To start developing emotional intelligence, in spite of how counterintuitive it sounds, you have to use your head. “Emotions are data,” says Brackett. “They are information and there is no ‘bad’ emotion.” According to the science behind emotional intelligence, curiosity does not kill—on the contrary, it helps us flourish. “The more curious we are about exploring our feelings, the more we learn how to use our emotions to help achieve better relationships and well-being, and the more we can use that knowledge to help achieve our goals,” Brackett says.
To become what he calls an “emotion scientist” (the opposite of an “emotion judge”—someone who is critical of how they and others feel), five key skills are helpful. He developed the mnemonic RULER to help us remember how to approach our emotions: we Recognize, Understand, Label, Express, and Regulate them.

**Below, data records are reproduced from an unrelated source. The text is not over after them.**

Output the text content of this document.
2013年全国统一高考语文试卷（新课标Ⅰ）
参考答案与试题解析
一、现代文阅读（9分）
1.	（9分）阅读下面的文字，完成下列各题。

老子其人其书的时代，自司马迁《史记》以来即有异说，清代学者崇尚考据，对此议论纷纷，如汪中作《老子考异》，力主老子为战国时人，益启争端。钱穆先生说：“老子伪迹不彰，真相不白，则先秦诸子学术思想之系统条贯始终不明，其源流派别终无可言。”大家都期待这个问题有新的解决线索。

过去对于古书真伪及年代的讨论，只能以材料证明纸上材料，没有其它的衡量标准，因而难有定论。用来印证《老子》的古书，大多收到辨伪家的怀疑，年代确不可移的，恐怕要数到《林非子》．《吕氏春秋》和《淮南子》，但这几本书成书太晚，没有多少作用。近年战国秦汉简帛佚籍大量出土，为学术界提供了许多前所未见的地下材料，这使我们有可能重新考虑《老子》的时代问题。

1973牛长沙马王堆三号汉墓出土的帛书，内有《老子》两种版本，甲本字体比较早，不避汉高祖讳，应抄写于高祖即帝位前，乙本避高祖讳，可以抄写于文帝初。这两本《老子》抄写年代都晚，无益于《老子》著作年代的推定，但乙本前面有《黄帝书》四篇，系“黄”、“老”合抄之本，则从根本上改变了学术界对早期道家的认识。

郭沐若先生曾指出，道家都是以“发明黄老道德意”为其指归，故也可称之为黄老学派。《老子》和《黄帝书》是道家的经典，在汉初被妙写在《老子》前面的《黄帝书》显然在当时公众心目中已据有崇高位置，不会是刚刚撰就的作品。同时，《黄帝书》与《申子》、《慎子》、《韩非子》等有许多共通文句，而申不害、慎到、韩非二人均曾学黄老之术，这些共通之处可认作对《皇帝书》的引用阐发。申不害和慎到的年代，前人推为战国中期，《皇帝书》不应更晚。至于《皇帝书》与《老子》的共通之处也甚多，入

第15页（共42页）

For anyone with a smartphone, How We Feel is a practical first step in developing these skills. “The app provides over 144 words and definitions to help describe the emotions we have,” says Brackett. “It then asks people to tag their labeled emotions with their location, who they’re with, and what they’re doing, to further unpack the possible triggers and cause in that moment. You also have the choice to journal about it to help uncover themes and patterns for that particular emotional reaction.”
When we have the self-awareness to develop that first skill—recognition—and become more attuned with our emotions, we also put ourselves in a better state of mind. “Higher emotional intelligence, especially self-awareness, is associated with improved mental health outcomes, including decreased symptoms of anxiety and depression,” says Naval. According to the latest available research from the World Health Organization, anxiety and depression are among the most prevalent mental health concerns in the Philippines.
Having access to a well-being check-in right in the palm of your hands can be a lifeline, especially within Filipino context, where challenges with emotional and mental health are still seen as “invisible” concerns compared to more conspicuous physical conditions. To lessen the gap, Naval says that Empath also infuses their strategy with technology, using telemedicine to provide employees, schools, and communities supported by non-profits with affordable access to mental health services. Partner organizations are even able to avail of free mental health consults for their members.
Affordability is not always synonymous with mental and emotional healthcare, but beginning to invest in knowing yourself is one of the few things in life that doesn’t have to come with a cost. “There are many ways you connect with yourself that’s affordable, simple, and not very time-consuming,” says Naval. Some action steps that have personally worked for her include working out, reading, and listening to free guided meditations online. Assists from science and technology make the work we need to put into knowing ourselves more manageable, but ultimately, they’re not designed to do the work for us. Having strategies for emotional and mental self-understanding needs a commitment that can’t come from a therapist or be toggled in an app—to know thyself, you have to start with you.